Comité public contre la torture en Israël

Comité public contre la torture en Israël

Le Comité public contre la torture en Israël (anglais : Public Committee Against Torture in Israel, PCATI) est une organisation non gouvernementale israélienne fondée en 1990 en réaction à la politique gouvernementale qui autorisait alors l'usage systématique de la torture et des mauvais traitements lors des interrogatoires par le General Security Service (GSS) [1],[2].

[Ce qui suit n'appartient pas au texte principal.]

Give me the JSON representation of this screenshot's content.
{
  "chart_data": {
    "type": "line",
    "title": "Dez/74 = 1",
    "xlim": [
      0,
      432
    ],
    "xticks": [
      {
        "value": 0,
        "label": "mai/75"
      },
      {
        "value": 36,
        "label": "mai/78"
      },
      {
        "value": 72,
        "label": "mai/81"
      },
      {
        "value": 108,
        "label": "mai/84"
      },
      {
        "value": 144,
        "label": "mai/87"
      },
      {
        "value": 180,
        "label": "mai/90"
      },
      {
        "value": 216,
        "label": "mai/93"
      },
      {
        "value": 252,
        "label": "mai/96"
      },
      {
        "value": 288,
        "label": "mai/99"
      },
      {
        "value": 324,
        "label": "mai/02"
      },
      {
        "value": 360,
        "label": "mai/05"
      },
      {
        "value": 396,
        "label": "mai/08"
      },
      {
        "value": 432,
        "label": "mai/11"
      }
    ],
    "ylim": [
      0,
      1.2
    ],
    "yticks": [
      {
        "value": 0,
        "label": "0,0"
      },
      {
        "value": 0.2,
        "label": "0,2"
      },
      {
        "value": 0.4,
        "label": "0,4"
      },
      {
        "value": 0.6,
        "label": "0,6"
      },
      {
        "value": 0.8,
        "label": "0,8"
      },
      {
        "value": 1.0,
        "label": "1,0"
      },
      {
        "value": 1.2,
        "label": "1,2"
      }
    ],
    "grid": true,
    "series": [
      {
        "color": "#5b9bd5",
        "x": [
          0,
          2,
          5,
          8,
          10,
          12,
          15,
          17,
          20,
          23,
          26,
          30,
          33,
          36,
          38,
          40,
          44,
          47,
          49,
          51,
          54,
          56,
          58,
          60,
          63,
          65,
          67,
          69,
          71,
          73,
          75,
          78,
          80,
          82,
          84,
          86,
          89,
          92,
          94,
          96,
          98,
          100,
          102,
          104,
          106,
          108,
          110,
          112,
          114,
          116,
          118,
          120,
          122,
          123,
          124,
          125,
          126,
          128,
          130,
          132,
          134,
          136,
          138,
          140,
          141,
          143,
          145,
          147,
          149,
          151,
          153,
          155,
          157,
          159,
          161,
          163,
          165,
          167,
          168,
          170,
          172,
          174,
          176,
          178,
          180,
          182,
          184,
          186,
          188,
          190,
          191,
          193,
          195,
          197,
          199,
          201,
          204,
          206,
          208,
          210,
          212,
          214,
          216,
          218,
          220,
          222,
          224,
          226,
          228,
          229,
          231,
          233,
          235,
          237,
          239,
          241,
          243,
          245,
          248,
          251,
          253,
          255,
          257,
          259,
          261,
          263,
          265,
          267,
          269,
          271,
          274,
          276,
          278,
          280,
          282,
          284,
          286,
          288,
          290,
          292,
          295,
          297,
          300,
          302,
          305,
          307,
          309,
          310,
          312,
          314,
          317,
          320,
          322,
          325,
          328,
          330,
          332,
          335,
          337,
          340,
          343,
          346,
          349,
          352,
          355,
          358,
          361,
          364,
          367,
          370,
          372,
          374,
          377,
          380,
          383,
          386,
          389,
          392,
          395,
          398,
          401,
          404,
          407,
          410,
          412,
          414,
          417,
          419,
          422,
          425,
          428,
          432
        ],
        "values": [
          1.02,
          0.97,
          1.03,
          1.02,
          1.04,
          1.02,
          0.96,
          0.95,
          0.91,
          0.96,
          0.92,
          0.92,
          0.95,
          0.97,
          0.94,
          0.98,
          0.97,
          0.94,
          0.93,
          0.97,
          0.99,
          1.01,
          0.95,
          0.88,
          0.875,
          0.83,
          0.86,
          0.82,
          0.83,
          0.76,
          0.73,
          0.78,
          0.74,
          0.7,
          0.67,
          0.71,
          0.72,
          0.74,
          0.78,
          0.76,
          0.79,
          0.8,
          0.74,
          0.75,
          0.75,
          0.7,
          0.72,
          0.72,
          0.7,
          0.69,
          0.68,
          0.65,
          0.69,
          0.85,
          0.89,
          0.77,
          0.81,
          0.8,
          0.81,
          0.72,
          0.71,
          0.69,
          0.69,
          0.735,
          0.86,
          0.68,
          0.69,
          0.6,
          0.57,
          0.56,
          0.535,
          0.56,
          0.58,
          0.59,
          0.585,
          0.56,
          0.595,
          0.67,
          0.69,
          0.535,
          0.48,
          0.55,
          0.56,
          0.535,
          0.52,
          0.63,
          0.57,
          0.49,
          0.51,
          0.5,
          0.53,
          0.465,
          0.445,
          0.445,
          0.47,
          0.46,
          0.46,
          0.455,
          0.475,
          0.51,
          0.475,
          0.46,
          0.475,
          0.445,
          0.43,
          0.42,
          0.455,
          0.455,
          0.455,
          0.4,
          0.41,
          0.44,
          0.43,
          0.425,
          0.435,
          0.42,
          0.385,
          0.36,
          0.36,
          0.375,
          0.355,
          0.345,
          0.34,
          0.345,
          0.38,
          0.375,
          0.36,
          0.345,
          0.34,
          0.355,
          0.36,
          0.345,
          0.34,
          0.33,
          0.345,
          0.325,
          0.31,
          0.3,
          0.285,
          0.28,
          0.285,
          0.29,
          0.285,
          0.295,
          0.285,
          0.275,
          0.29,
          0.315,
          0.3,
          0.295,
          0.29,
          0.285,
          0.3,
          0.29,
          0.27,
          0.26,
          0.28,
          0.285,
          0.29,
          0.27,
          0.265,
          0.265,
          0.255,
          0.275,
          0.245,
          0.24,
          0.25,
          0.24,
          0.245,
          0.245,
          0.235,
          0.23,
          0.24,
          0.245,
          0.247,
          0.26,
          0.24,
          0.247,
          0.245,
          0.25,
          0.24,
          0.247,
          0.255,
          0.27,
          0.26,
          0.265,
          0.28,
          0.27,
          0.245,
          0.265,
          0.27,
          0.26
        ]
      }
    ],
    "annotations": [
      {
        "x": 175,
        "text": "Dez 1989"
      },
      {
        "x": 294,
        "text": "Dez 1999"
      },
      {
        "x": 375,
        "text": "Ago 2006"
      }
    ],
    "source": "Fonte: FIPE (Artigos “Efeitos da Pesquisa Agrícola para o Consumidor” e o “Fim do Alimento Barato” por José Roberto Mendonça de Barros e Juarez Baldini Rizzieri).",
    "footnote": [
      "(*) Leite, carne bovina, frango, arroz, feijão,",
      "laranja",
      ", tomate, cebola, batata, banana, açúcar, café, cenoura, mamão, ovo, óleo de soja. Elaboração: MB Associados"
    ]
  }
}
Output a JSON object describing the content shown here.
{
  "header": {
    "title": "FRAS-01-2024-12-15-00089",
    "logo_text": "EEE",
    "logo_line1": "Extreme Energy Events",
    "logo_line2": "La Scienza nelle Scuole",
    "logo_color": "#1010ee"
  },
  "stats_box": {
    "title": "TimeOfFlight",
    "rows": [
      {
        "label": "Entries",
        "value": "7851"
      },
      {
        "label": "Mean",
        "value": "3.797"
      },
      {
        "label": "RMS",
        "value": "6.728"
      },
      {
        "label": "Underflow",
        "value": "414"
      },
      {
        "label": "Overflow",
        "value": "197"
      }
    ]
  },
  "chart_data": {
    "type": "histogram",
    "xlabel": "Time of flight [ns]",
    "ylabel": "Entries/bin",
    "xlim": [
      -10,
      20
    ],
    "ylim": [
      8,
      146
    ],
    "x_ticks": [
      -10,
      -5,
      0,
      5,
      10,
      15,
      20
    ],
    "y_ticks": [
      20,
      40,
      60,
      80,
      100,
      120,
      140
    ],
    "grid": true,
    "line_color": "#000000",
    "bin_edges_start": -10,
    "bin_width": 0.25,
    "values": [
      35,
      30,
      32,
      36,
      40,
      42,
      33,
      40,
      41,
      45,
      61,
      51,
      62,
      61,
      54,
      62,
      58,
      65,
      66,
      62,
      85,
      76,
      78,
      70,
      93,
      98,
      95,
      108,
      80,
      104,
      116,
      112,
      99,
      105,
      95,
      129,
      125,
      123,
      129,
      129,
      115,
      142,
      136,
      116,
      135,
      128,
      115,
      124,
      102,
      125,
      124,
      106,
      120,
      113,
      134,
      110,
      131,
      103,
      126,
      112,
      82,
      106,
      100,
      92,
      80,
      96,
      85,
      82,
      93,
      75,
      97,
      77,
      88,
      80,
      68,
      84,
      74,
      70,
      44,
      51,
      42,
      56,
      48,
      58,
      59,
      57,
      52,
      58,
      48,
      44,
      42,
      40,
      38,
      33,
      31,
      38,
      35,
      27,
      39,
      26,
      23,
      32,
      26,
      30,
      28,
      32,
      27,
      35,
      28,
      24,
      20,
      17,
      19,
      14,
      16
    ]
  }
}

Elle est devenue célèbre pour avoir été l'une des parties civiles, aux côtés de l'Association for Civil Rights in Israel, et Hamoked, le Centre de défense des individus, lors du procès de 1999 tenu devant la Haute Cour de justice, où celle-ci interdit l'usage de la torture au General Security Service (GSS, plus connu sous le nom de Shin Bet) [3].

Sommaire

L'arrêt de 1999

La décision de la Haute Cour de Justice de 1999 affirmait, en substance, que le droit en vigueur concernant les interrogatoires était le même pour la police ordinaire et les services de renseignement, et que celui-ci prohibait l'usage de la torture. Prenant en compte aussi bien les impératifs de sécurité du pays que l'impératif démocratique d'un contrôle juridictionnel des actions du gouvernement, la Cour affirmait toutefois que si aucune mesure administrative ex ante ne pouvait légaliser la torture, seule une loi pouvant le faire, elle demeurait prête à admettre ex post l'excuse de « défense nécessaire » (necessity defense) dans des cas où l'urgence de la situation aurait poussé l'agent gouvernemental à faire usage de tels méthodes (Ticking time bomb scenario (en)), et ce dans le cadre d'un procès au pénal (l'excuse ne pourrait pas servir au civil).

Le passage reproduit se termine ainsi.